Pulling It All Together: Performance and Reporting Dashboards
Obviously, reporting on all of these marketing performance metrics across the funnel requires consolidating and making sense of data from a wide range of sources: website analytics, social media monitoring tools, competitive intelligence apps, email or marketing automation systems, internal company databases, and other places. Most of these will be sources for both business-level reporting information and operation-level metrics.
Bringing this information together in a coherent fashion isn’t easy. In fact, recent research shows “connecting data across tools” is one of the top challenges faced by marketing professionals.
To address this, a growing number of custom dashboard and business intelligence (BI) tools—among them Cyfe, Chartio, Klipfolio, Sisense, and, for larger enterprises, Tableau—are touting their ability to integrate with a wide variety of data sources, combine and manipulate data, and present actionable charts and analyses.

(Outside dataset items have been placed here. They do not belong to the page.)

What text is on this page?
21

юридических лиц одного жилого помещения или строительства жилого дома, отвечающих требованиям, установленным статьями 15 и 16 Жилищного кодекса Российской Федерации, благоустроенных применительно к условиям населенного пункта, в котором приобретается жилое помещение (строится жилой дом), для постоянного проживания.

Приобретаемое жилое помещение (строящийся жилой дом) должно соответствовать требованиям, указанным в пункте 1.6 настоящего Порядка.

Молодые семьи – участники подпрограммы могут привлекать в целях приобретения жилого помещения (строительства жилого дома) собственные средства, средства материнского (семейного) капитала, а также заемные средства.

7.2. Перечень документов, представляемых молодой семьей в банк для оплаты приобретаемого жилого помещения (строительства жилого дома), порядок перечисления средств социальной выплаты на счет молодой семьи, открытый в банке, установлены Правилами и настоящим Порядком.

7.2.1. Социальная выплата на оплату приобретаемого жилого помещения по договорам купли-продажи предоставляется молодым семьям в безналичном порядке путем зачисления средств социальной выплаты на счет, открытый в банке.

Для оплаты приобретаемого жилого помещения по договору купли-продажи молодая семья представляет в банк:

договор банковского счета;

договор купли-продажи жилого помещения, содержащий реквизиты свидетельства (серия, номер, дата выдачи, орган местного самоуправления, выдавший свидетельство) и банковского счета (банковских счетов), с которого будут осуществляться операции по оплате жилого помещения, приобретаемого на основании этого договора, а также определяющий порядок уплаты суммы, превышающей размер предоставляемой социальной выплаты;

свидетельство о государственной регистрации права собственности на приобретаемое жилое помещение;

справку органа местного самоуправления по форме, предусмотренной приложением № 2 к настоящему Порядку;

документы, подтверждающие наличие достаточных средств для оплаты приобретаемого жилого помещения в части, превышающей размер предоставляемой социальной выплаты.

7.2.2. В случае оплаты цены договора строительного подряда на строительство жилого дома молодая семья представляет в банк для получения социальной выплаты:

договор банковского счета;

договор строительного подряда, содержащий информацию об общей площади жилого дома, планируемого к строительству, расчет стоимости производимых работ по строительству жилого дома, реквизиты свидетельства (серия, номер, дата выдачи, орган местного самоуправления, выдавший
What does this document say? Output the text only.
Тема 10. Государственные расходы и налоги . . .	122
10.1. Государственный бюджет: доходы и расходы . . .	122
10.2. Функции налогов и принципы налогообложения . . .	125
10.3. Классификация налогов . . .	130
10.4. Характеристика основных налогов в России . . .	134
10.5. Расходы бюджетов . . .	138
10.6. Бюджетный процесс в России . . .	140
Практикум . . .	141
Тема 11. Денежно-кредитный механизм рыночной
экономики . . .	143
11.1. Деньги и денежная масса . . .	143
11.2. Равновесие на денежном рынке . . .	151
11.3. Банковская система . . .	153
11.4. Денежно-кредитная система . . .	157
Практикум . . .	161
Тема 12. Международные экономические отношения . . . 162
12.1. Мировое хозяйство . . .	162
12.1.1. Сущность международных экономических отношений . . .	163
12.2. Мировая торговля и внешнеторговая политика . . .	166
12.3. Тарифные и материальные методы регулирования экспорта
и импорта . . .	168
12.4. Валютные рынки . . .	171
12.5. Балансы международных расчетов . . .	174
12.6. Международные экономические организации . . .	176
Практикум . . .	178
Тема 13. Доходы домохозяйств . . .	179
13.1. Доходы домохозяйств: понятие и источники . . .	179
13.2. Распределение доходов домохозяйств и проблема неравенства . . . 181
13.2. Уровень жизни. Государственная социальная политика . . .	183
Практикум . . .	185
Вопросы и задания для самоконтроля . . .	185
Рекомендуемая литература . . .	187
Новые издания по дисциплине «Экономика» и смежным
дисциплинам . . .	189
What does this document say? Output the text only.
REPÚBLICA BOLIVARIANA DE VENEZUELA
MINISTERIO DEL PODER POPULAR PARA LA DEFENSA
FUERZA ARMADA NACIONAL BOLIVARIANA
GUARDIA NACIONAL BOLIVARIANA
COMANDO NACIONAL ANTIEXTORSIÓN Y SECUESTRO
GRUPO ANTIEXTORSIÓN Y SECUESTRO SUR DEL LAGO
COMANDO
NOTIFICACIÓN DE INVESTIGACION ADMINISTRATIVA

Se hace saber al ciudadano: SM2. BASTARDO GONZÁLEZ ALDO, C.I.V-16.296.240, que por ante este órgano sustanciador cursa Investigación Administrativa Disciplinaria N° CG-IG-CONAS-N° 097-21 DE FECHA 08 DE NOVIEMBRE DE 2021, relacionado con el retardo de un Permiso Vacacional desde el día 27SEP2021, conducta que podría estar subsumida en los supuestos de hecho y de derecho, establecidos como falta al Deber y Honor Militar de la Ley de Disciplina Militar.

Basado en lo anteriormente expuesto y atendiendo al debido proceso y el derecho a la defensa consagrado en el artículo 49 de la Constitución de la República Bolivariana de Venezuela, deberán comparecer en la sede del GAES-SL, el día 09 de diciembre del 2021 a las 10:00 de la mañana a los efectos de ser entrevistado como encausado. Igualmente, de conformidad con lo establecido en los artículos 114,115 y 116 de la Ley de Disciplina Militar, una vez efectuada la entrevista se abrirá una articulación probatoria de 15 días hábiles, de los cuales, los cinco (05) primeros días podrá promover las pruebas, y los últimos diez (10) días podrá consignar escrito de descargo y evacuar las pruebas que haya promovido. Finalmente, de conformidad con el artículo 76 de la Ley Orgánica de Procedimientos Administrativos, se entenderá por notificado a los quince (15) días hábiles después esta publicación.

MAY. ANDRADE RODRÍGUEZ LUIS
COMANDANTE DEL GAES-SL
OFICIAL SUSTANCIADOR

Illustrating the value of cross-funnel marketing activities and investments to the business isn’t easy, but it’s also not optional. Without both an operational and strategic understanding of marketing performance, business leaders are likely to mis-allocate or under-allocate funds, hampering marketing effectiveness.
But with accurate and actionable measurement systems, CMOs and marketing directors can more efficiently maximize both ROI and the quality of end-to-end customer experience.